(B.10) Single Regeneration Budget

The London Borough of Bromley claims that the multiplex will attract funding and jobs into the area, so that a vote against the multiplex is a vote against regeneration. NOT TRUE

  1. The Single Regeneration Budget (SRB) funding of £14m did not depend on the multiplex. It depended on 46 projects, 43 of which have been or will shortly be completed. Most of the SRB funds have already been spent on these projects and SRB officers have confirmed that cancellation of the multiplex will not necessarily affect the rest.

  2. Bromley Council's application for £28m of Heritage Lottery Fund money for Park re-landscaping never depended on the multiplex. £26m was refused, purely because the Fund trustees considered the scheme too poor to merit funding.

  3. Neither Bromley nor the developer has considered the loss of jobs which will result from the multiplex, particularly in the local high streets. The multiplex building's restaurants, cinemas and leisure boxes with their 950 dedicated car parking spaces, may well destroy the economy of the Crystal Palace Triangle, which will have practically no parking once the highway "improvements" turn it into a pollution-filled thoroughfare for multiplex customers. The London Planning Advisory Committee has stated that the multiplex scheme is likely to overwhelm the Triangle: we agree.
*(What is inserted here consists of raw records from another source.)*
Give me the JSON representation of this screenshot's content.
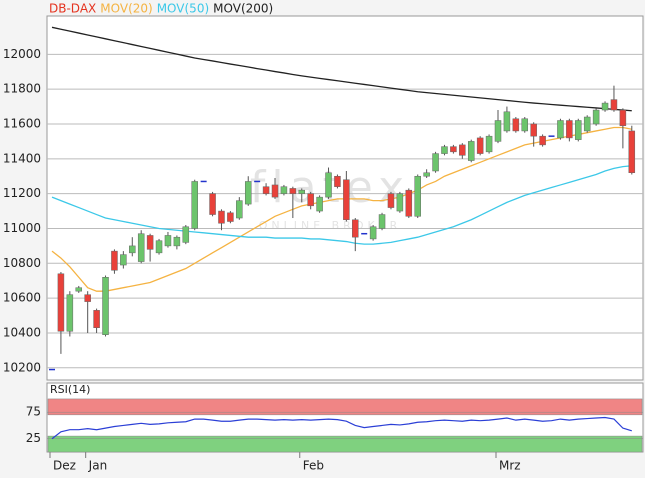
{
  "chart_data": [
    {
      "type": "candlestick",
      "name": "DB-DAX",
      "name_color": "#e5331f",
      "watermark": [
        "flatex",
        "ONLINE BROKER"
      ],
      "categories": [
        "Dez",
        null,
        null,
        null,
        "Jan",
        null,
        null,
        null,
        null,
        null,
        null,
        null,
        null,
        null,
        null,
        null,
        null,
        null,
        null,
        null,
        null,
        null,
        null,
        null,
        null,
        null,
        null,
        null,
        "Feb",
        null,
        null,
        null,
        null,
        null,
        null,
        null,
        null,
        null,
        null,
        null,
        null,
        null,
        null,
        null,
        null,
        null,
        null,
        null,
        null,
        null,
        "Mrz",
        null,
        null,
        null,
        null,
        null,
        null,
        null,
        null,
        null,
        null,
        null,
        null,
        null,
        null,
        null
      ],
      "open": [
        10190,
        10740,
        10410,
        10640,
        10620,
        10530,
        10390,
        10870,
        10790,
        10860,
        10810,
        10960,
        10860,
        10900,
        10900,
        10920,
        11000,
        11270,
        11200,
        11100,
        11090,
        11060,
        11140,
        11270,
        11240,
        11250,
        11200,
        11230,
        11200,
        11200,
        11100,
        11180,
        11300,
        11280,
        11050,
        10970,
        10940,
        11000,
        11200,
        11100,
        11220,
        11070,
        11300,
        11330,
        11430,
        11470,
        11480,
        11390,
        11520,
        11440,
        11500,
        11560,
        11630,
        11560,
        11600,
        11530,
        11530,
        11520,
        11620,
        11510,
        11560,
        11600,
        11680,
        11740,
        11680,
        11560
      ],
      "high": [
        10190,
        10750,
        10640,
        10670,
        10640,
        10540,
        10730,
        10880,
        10870,
        10950,
        10990,
        10970,
        10940,
        10980,
        10960,
        11020,
        11280,
        11270,
        11210,
        11110,
        11100,
        11180,
        11300,
        11270,
        11260,
        11290,
        11250,
        11240,
        11230,
        11210,
        11190,
        11350,
        11310,
        11330,
        11060,
        10970,
        11020,
        11090,
        11210,
        11210,
        11230,
        11310,
        11340,
        11440,
        11480,
        11480,
        11490,
        11510,
        11530,
        11540,
        11680,
        11700,
        11640,
        11640,
        11610,
        11540,
        11530,
        11630,
        11630,
        11630,
        11650,
        11690,
        11730,
        11820,
        11690,
        11590
      ],
      "low": [
        10190,
        10280,
        10380,
        10630,
        10400,
        10400,
        10380,
        10740,
        10770,
        10840,
        10800,
        10810,
        10850,
        10890,
        10880,
        10910,
        10990,
        11270,
        11070,
        10990,
        11030,
        11050,
        11130,
        11270,
        11190,
        11170,
        11190,
        11060,
        11150,
        11110,
        11090,
        11170,
        11230,
        11040,
        10870,
        10970,
        10930,
        10990,
        11110,
        11090,
        11060,
        11060,
        11290,
        11320,
        11420,
        11430,
        11400,
        11380,
        11420,
        11430,
        11490,
        11550,
        11550,
        11550,
        11470,
        11470,
        11530,
        11510,
        11500,
        11500,
        11550,
        11590,
        11670,
        11670,
        11460,
        11310
      ],
      "close": [
        10190,
        10410,
        10620,
        10660,
        10580,
        10430,
        10720,
        10760,
        10850,
        10900,
        10970,
        10880,
        10930,
        10960,
        10950,
        11010,
        11270,
        11270,
        11080,
        11030,
        11040,
        11160,
        11270,
        11270,
        11200,
        11180,
        11240,
        11200,
        11220,
        11130,
        11180,
        11320,
        11240,
        11050,
        10950,
        10970,
        11010,
        11080,
        11120,
        11200,
        11070,
        11300,
        11320,
        11430,
        11470,
        11440,
        11420,
        11500,
        11430,
        11530,
        11620,
        11670,
        11560,
        11630,
        11530,
        11480,
        11530,
        11620,
        11520,
        11620,
        11640,
        11680,
        11720,
        11680,
        11590,
        11320
      ],
      "up_color": "#6cc46c",
      "down_color": "#e8413a",
      "doji_color": "#2233cc",
      "series": [
        {
          "name": "MOV(20)",
          "color": "#f5b342",
          "values": [
            10870,
            10830,
            10780,
            10720,
            10660,
            10640,
            10640,
            10650,
            10660,
            10670,
            10680,
            10690,
            10710,
            10730,
            10750,
            10770,
            10800,
            10830,
            10860,
            10890,
            10920,
            10950,
            10980,
            11010,
            11040,
            11070,
            11090,
            11110,
            11130,
            11140,
            11150,
            11160,
            11170,
            11170,
            11170,
            11170,
            11160,
            11160,
            11170,
            11180,
            11200,
            11220,
            11250,
            11270,
            11300,
            11320,
            11340,
            11360,
            11380,
            11400,
            11420,
            11440,
            11460,
            11480,
            11490,
            11500,
            11510,
            11520,
            11530,
            11540,
            11550,
            11560,
            11570,
            11580,
            11580,
            11570
          ]
        },
        {
          "name": "MOV(50)",
          "color": "#3cc8e8",
          "values": [
            11180,
            11160,
            11140,
            11120,
            11100,
            11080,
            11060,
            11050,
            11040,
            11030,
            11020,
            11010,
            11000,
            10995,
            10990,
            10985,
            10980,
            10975,
            10970,
            10965,
            10960,
            10955,
            10950,
            10950,
            10950,
            10945,
            10945,
            10945,
            10945,
            10940,
            10940,
            10935,
            10930,
            10925,
            10915,
            10910,
            10910,
            10915,
            10920,
            10930,
            10940,
            10950,
            10965,
            10980,
            10995,
            11010,
            11030,
            11050,
            11075,
            11100,
            11125,
            11150,
            11170,
            11190,
            11205,
            11220,
            11235,
            11250,
            11265,
            11280,
            11295,
            11310,
            11330,
            11345,
            11355,
            11360
          ]
        },
        {
          "name": "MOV(200)",
          "color": "#222222",
          "values": [
            12155,
            12144,
            12133,
            12122,
            12111,
            12100,
            12089,
            12078,
            12067,
            12056,
            12045,
            12034,
            12023,
            12012,
            12001,
            11990,
            11979,
            11970,
            11962,
            11953,
            11944,
            11936,
            11927,
            11918,
            11910,
            11901,
            11893,
            11884,
            11876,
            11869,
            11862,
            11855,
            11848,
            11841,
            11834,
            11827,
            11820,
            11813,
            11806,
            11799,
            11792,
            11785,
            11780,
            11775,
            11770,
            11765,
            11760,
            11755,
            11750,
            11745,
            11740,
            11735,
            11730,
            11725,
            11720,
            11716,
            11712,
            11708,
            11704,
            11700,
            11696,
            11692,
            11688,
            11684,
            11680,
            11676
          ]
        }
      ],
      "ylim": [
        10130,
        12220
      ],
      "yticks": [
        10200,
        10400,
        10600,
        10800,
        11000,
        11200,
        11400,
        11600,
        11800,
        12000
      ],
      "grid": true
    },
    {
      "type": "line",
      "series": [
        {
          "name": "RSI(14)",
          "color": "#2b3fd6",
          "values": [
            25,
            38,
            42,
            42,
            44,
            42,
            45,
            48,
            50,
            52,
            54,
            52,
            53,
            55,
            56,
            57,
            62,
            62,
            60,
            58,
            58,
            60,
            62,
            62,
            61,
            60,
            61,
            60,
            61,
            60,
            61,
            62,
            61,
            58,
            50,
            46,
            48,
            50,
            52,
            51,
            53,
            56,
            57,
            59,
            60,
            59,
            58,
            60,
            59,
            60,
            62,
            64,
            60,
            62,
            60,
            58,
            59,
            62,
            60,
            62,
            63,
            64,
            65,
            62,
            45,
            40
          ]
        }
      ],
      "bands": [
        {
          "from": 70,
          "to": 100,
          "color": "#f08585"
        },
        {
          "from": 0,
          "to": 30,
          "color": "#7fd17f"
        }
      ],
      "ylim": [
        0,
        130
      ],
      "yticks": [
        25,
        75
      ],
      "grid": true
    }
  ]
}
  4. The Council told GOL (Government Office for London) that the multiplex would create 450 "full time equivalent jobs". However, when we probed we were told that it would create 187 full time jobs and 230 part time jobs. If the latter are the equivalent of one fifth of a full time job, the total number of full time equivalent jobs is 233, i.e. half of the alleged total. Even then, we do not believe the figures. The developer suggests that 33 full time jobs would be created in the family entertainment centre. Doing what? Pulling the arms on the bandits?

  5. If there is a need for a huge commercial leisure development, it can go on any of the alternative sites, e.g. adjoining East Croydon Station, where the Council is keen to develop, Bromley South Railway Station, where UCI recently severed its connection, or Battersea Power Station, a leisure proposal which has been frozen for years. None of these would harm the environment, but all would create jobs. The issue is not whether there should be jobs created by commercial leisure, but where.

  6. Alternative proposals for the site would also create jobs. For example, our People's Park proposals were in line with both SRB and Heritage Lottery Fund criteria. But neither Bromley nor the developer will discuss alternative schemes. Even if the park were simply to be beautified, this in itself would regenerate the surrounding area and create jobs, because of the magnetic effect this has on businesses and homeowners. Enlightened town planners, such as those at Barcelona, have understood this for decades. Superb, non-commercial, lottery-funded schemes such as Mile End Park in East London, the Lowry Museum in Salford and the music and arts centre in Gateshead are based on this premise.

  7. Conversely, major retail and leisure schemes tend to create economic desolation in their environs, as the trade is sucked in to the scheme and out of the local economy.